We successfully launched these “Comfort Scarves”, along with “Comfort Masks” (which provide 95% wind and cold protection when you need full coverage) in September, 2008, at the Trigeminal Neuralgia Association’s National Conference to an enthusiastic crowd. I hope you will be sure to check-out these products in our Products section, where you will also find additional products developed with just you in mind.

Creating products wasn’t enough. I decided to develop this website to help others in their own journeys with facial pain.

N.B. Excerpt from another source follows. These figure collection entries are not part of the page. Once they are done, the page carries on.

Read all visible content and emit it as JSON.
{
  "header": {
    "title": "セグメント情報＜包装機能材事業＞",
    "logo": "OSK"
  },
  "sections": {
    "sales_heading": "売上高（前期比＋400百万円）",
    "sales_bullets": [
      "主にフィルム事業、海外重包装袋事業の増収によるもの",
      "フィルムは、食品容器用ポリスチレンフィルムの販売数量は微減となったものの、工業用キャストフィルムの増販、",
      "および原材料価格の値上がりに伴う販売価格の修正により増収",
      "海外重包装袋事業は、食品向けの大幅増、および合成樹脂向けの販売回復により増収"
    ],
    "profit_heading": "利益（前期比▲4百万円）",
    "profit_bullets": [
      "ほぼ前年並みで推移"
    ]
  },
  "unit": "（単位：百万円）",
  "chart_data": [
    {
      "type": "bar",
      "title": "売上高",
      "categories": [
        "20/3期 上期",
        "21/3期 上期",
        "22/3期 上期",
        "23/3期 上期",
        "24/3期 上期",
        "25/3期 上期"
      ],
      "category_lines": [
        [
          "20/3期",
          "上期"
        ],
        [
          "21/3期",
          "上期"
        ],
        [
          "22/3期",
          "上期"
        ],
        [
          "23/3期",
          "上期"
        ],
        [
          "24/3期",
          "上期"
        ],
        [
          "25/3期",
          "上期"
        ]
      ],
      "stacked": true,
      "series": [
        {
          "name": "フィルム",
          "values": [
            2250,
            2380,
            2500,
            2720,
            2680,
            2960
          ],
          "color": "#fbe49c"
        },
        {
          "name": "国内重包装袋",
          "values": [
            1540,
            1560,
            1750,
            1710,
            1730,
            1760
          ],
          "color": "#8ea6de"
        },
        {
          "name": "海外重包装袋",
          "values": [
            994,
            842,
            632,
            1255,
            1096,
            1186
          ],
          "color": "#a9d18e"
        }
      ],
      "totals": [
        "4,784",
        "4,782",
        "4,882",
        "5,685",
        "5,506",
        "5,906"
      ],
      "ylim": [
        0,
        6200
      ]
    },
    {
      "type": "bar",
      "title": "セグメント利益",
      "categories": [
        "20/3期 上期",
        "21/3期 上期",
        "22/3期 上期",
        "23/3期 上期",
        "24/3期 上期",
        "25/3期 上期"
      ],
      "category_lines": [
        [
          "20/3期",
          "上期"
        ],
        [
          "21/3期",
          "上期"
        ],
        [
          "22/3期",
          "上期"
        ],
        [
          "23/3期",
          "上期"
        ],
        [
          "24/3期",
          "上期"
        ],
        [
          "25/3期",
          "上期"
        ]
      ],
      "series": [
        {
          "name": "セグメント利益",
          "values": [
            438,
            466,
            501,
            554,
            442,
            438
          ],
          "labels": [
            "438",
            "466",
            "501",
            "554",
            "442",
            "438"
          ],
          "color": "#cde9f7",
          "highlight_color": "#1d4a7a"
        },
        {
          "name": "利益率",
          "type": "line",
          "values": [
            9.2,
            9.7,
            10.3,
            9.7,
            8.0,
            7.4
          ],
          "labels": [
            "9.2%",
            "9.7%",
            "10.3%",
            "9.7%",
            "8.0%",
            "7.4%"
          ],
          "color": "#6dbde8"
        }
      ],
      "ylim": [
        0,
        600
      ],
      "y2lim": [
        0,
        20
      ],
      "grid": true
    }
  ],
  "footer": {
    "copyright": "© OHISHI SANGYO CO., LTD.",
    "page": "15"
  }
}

Goals of comfortandencourage.com:

  1. Empower you with information about facial pain
  2. Provide you with practical ideas for dealing with pain
  3. Enable you to better express what you need from others
  4. Inspire and encourage you in your journey

You can live well with facial pain;
comfortandencourage.com is here to help you do just that!

Judi's Story

The day after Labor Day in 2005, while enjoying my first cup of morning coffee, I suddenly experienced an explosion of pain in my face that felt as though I was being stabbed with a burning hot poker. As soon as I recovered from the shock of that first “attack” a second one followed; within a few days I was immobilized from the pain, weary and frightened.

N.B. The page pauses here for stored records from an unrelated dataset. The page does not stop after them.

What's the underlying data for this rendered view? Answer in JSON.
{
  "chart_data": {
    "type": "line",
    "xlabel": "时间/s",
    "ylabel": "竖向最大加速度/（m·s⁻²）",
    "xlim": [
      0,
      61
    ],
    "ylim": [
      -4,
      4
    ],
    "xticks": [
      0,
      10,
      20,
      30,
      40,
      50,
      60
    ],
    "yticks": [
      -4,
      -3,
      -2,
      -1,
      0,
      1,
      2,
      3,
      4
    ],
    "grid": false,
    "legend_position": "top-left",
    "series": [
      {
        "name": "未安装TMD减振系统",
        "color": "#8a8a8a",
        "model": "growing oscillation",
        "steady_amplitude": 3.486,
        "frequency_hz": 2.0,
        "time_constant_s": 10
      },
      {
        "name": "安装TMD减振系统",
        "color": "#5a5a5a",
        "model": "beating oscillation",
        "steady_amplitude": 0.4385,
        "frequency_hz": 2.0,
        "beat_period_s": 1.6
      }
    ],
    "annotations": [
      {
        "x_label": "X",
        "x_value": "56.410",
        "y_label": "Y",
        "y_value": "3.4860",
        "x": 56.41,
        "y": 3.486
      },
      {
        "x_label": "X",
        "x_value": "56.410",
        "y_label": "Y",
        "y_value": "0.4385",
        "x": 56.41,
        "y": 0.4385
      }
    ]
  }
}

Three weeks and four doctors later, I learned the name of my pain while consulting an Endodontist. After watching me experience a full-scale attack in his examining chair, the doctor quietly leaned over towards me, touching my arm gently as he spoke:

“Judi, I hate to tell you that I think I know what it is that you have. It’s called Trigeminal Neuralgia.”

He paused here, then added, “. . . but it isn’t good.”

After a few stunned moments, I managed to ask in a voice so high pitched I didn’t recognize it as my own, “Is it fatal?”

His answer changed me - as though in an instant all my atoms rearranged themselves.

“No, but you might wish that it was.”

Three years, a dozen medications, three brain “procedures” (a nicer name for surgery I suppose), and a million tears and prayers later, his words still sometimes ring in my head. My life has been greatly challenged by facial pain, along with its not-so-welcome compadres of depression, mental fatigue, exhaustion and anxiety.

However, my story is not a sad one, because through it and even despite it, I have discovered there is still much life to be lived, and there is adequate strength for the journey. I have come to see that even though I have a serious illness, I am NOT a seriously ill person. There are ways to live well with pain, and it has become my life’s mission to help others know that too.